Bild: Das Schauspielhaus Bochum positionierte sich mit einer Mahnaktion für Fl…
Ende Oktober, Premiere am Deutschen Theater Berlin: Beim Schlussapplaus
tritt die Schauspielerin Judith Hofmann vor und bittet das Publikum um
Spenden für den Unterhalt der acht Schlafplätze für Flüchtlinge, die das
Haus in den Garderoben bereitstellt.
Was vor einem halben Jahr noch aufsehenerregend wirkte – eine
Schauspielerin, die auf der Bühne um Spenden wirbt –, ist jetzt fast
selbstverständlich geworden. Die deutschen Theater setzen sich
flächendeckend für Geflüchtete ein, von Wilhelmshaven bis München, von
Bochum bis Cottbus. Die Berliner Festspiele und das Karlsruher
Staatstheater stellen Flüchtlingsfotos aus, in Stendal bietet man Fahrräder
und Sprachkurse an, in Senftenberg lesen Flüchtlinge Brecht, Regensburg
organisiert ein Konzert mit Refugees. Das Schauspiel Köln übernimmt die
Patenschaft für zwei Flüchtlingsunterkünfte, das Hamburger Thalia hat über
40.000 Euro gesammelt.
[1][Das Onlineportal „Nachtkritik.de“ führt eine lange Liste, eine Art
öffentliches Theater-Klassenbuch], das diese guten Taten der Theater
festhält.

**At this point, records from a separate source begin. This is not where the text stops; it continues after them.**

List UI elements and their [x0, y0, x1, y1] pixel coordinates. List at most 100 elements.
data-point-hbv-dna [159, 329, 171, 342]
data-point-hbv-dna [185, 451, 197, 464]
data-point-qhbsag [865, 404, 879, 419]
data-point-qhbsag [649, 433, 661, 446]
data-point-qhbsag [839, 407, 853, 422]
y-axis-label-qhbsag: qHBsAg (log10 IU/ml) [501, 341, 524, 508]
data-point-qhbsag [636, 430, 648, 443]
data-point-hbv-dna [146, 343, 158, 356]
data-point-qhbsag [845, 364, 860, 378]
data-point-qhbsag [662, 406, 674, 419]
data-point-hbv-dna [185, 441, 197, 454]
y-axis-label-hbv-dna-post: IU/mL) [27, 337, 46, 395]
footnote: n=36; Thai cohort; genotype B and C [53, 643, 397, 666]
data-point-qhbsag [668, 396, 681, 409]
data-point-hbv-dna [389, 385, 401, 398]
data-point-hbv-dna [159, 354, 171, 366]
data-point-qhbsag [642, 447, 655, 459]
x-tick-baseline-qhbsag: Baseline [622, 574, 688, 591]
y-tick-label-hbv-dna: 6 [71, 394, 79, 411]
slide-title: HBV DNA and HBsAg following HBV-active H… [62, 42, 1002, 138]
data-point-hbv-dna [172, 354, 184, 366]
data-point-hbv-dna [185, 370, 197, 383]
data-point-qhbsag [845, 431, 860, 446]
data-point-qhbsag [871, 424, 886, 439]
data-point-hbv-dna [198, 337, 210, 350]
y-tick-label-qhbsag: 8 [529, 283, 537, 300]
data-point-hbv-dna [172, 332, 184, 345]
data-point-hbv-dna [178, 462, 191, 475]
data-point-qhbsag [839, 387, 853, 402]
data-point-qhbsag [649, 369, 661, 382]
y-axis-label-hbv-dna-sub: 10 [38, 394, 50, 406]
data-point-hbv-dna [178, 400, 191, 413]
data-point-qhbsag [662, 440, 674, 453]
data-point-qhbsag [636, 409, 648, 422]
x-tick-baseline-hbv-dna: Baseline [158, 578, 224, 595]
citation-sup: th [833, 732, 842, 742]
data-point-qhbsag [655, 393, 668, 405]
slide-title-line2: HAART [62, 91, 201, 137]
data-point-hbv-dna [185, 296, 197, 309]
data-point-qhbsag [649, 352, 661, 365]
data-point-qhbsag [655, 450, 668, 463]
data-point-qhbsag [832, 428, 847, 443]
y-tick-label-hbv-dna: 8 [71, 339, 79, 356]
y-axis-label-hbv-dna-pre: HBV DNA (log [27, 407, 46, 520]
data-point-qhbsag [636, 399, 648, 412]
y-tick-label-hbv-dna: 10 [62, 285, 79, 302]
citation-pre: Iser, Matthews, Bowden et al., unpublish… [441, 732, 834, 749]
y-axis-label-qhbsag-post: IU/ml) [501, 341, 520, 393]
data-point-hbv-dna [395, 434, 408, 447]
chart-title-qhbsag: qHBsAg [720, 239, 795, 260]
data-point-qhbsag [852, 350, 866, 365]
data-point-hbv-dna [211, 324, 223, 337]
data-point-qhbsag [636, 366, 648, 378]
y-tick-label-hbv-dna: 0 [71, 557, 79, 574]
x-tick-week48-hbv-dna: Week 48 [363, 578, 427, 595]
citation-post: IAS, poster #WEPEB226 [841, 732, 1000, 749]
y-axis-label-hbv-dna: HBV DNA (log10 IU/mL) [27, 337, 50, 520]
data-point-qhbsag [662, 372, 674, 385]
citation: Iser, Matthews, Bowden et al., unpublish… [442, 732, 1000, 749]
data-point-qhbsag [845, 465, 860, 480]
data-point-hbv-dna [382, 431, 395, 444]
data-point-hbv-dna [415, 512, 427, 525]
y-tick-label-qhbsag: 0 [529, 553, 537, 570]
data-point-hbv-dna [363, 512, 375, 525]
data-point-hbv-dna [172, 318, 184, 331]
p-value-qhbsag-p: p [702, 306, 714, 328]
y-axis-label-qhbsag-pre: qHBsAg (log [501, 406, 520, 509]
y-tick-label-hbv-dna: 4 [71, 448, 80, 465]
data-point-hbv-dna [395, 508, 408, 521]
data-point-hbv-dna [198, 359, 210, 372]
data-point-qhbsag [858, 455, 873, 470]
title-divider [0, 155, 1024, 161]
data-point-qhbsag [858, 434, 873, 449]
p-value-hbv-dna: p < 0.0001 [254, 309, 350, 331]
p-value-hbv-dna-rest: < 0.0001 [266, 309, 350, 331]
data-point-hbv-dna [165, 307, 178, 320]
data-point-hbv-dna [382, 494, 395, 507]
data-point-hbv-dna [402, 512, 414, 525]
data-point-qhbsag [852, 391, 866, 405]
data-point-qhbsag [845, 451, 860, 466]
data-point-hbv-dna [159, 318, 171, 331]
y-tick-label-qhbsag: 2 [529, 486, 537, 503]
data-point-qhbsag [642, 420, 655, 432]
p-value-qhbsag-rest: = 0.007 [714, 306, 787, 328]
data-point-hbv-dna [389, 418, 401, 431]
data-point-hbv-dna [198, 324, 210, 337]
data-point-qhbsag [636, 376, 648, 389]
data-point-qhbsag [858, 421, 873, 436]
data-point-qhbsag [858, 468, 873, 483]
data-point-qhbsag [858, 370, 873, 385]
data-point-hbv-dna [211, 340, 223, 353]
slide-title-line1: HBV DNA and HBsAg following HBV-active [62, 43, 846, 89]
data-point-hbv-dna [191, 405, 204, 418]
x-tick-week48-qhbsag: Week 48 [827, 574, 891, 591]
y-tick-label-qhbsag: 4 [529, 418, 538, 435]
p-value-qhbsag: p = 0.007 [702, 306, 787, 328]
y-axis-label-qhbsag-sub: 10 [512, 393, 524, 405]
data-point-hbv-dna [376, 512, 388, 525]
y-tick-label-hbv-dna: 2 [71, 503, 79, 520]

Aber auch jenseits der Liste, das ergaben eigene Recherchen, regt
sich überall Hilfsbereitschaft – im Osten etwa von Meiningen, Bautzen und
Gera bis Rudolstadt. Wo immer man nachfragt: Es findet sich kein
Schauspielhaus, das nicht zumindest Kleider gespendet oder Freikarten
verschenkt hat.
Bemerkenswert ist der praktische Einsatz der Häuser. Hatten sich viele
Theater bisher hauptsächlich ästhetisch und diskursiv mit dem
Flüchtlingsthema beschäftigt, so werden seit dem Sommer Probebühnen zu
Schlaflagern umgestaltet und Deutschkurse angeboten.
So auch am Hamburger Schauspielhaus vis-à-vis dem Hauptbahnhof. Weil dort
regelmäßig Flüchtlinge auf der Durchreise nach Skandinavien stranden,
stellen die Theaterleute seit acht Wochen 40 Schlafplätze zur Verfügung.
„Nacht für Nacht finden sich Mitarbeiter, die alles organisieren“, so
Intendantin Karin Beier. „Es ist eine freiwillige Aktion, aus dem
persönlichen Engagement unserer Mitarbeiter heraus entstanden und
durchgeführt.“
In erster Linie bestehe der Auftrag der Theater zwar darin, mit solchen
Themen künstlerisch auf der Bühne umzugehen. „Das ist unsere Expertise.“
Aber in einer Notsituation seien eben jeder Mensch und jede Institution
aufgerufen, zu helfen. Überbewerten will man das eigene Engagement jedoch
nicht: „Es gibt glücklicherweise viele andere Akteure, die sich noch
stärker und auch schon viel länger engagieren. Deshalb wollen wir unsere
Aktion nicht höher hängen, als sie ist.“
## In Dunkeldeutschland
Etwas anders liegen die Dinge am Staatsschauspiel Dresden, mitten in
Dunkeldeutschland: Hier packt das ganze Haus mitsamt seiner Bürgerbühne
unermüdlich an, man will gleichermaßen Zeichen gegen die Pegida-Anhänger
setzen, die Notlage der Flüchtlinge lindern und die Bühnenkunst
aufklärerisch nutzen. Miriam Tscholl, die zupackende Leiterin der
Bürgerbühne, kann endlos aufzählen: Es gibt einen Verteiler mit 150
Ehrenamtlichen, fast 40 Lehrer, die täglich acht Deutschkurse auf den
Probebühnen bestreiten, ein Montagscafé mit rund 200 Geflüchteten und 50
Ehrenamtlichen, wo syrische Friseure Haare schneiden, Koch- und
Fotoworkshops verabredet, Essenseinladungen ausgesprochen, Konzerte geplant
oder Formulare ausgefüllt werden.
„Normalerweise lege ich als Regisseurin großen Wert darauf zu sagen: Im
Theater machen wir Kunst – aber das hier ist etwas anderes. Wenn jemand vor
einem steht, der ein riesiges Problem hat – dann weiß man, dass man nicht
stumpf sein Theaterprojekt durchziehen kann.“
Im Sommer, erklärt Intendant Wilfried Schulz, als das Flüchtlingsproblem in
Dresden sichtbar wurde, habe das Theater beschlossen, die
Überbau-Diskussion zu verlassen und unmittelbar zu helfen – weil es auch
die Aufgabe der Theater sei, soziale Zusammenhänge mitzugestalten.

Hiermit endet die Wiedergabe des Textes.